É fato a ausência de cidadania em todas as dimensões sociais no Brasil, mas no trânsito isso fica mais explícito. Pessoas de todas as idades e classes sociais, quando não expressam relações de poder, conduzem seus veículos com incivilidade tão recorrente que prevalece o absoluto desprezo diante das mais básicas regras de convivência social. E quando chegam os indicadores de acidentes o grito é uníssono:
“Falta educação no trânsito”.
Mas há muita controvérsia quando tratamos o tema “educação para o trânsito”, a começar da expressão, já superada, pois o trânsito é apenas parte do problema, não uma questão isolada no contexto dos deslocamentos humanos, principalmente. Mais correto trabalhar a “educação para a mobilidade segura”, a partir do desejável processo de preparação teórica e prática do motorista, sob a égide do planejamento urbano e da sua formação escolar clássica, que é onde emerge a cidadania.
O fato é que tradicionalmente o poder público, quando lida com o tema, opta por modelos de intervenção bastante discutíveis do ponto de vista das políticas possíveis.
A diversidade de programas, projetos e campanhas, e a desarticulação destes com áreas e organismos afins, revelam o descaso das autoridades com este grave passivo nacional. Geralmente são a resposta protocolar de governos preguiçosos e ineptos, que investem fortunas em agências de publicidade para que estas pensem por eles, cujas peças publicitárias, por vezes inócuas e contraditórias, apresentadas em mídias diversas, pouco colaboram para reverter o quadro – um misto de ingenuidade e incompetência mesmo!

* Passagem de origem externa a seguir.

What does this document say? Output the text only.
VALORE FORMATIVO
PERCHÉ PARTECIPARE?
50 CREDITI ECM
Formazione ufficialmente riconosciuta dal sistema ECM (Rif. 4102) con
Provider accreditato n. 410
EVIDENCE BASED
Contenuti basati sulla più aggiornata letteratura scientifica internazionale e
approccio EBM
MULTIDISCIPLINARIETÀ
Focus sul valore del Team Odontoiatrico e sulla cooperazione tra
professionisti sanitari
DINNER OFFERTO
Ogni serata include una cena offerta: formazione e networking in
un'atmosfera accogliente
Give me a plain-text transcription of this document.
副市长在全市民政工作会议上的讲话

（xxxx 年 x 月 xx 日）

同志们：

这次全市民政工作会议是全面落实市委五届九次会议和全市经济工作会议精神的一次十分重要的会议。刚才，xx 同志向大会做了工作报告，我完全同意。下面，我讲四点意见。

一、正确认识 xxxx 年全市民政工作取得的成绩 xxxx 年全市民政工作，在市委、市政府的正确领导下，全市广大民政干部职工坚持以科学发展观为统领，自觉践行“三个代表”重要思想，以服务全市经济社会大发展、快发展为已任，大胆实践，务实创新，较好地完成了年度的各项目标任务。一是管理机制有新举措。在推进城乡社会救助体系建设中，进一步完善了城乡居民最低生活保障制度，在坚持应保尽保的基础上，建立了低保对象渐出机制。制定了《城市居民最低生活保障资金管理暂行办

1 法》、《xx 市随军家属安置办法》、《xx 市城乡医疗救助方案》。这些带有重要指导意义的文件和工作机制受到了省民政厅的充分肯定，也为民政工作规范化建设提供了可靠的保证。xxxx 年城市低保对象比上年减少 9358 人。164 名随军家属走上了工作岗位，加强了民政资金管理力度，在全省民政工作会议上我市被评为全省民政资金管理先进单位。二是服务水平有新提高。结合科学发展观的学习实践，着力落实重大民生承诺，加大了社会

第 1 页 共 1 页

Nesse contexto, o Governo de Goiás inova e sai do trivial inútil ao propor importante iniciativa pedagógica em suas escolas, conforme recomenda o Conselho Nacional de Trânsito (Contran) por meio da Resolução 265/2007 – o “Roteiro de Didática Aplicada/RODA”. Por meio da Secretaria Estadual de Educação (Seduce), em parceria com o Detran-GO, o projeto goiano propõe desenvolver atividades extracurriculares pelo método transversal para toda a rede estadual de ensino, o que envolve o universo de 600 mil alunos e 17 mil professores.
Este projeto é importante porque, uma vez o aluno participando, automaticamente fica dispensado do curso de formação teórica necessário para submeter-se ao exame escrito de legislação de trânsito no processo inaugural de obtenção da CNH. Ou seja, a atividade substitui 45 horas/aula por três anos de aprendizado contínuo (ensino médio) gratuitamente. Quer dizer: além da economia, vem a qualidade no processo de formação do motorista na obtenção de sua primeira habilitação.
No entanto, após implantar o projeto piloto numa escola estadual de Goiânia, estranhamente o mesmo governo interrompeu o processo de sua própria boa obra retomando assim a recorrente política de nada fazer de útil nesta questão.
Segundo apurado, o projeto foi abortado em virtude de limitações financeiras do Detran, que seria o seu financiador – argumento pouco razoável para um órgão que arrecada anualmente cerca de 1 bilhão de reais e irriga dezenas de outros importantes programas governamentais, mas que em quase nada tangem suas nobres e carentes competências.
É o mesmo que formular a boa política pública (coisa rara neste país), lançá-la como algo inovador e moderno, e depois escondê-la por motivos nada convincentes.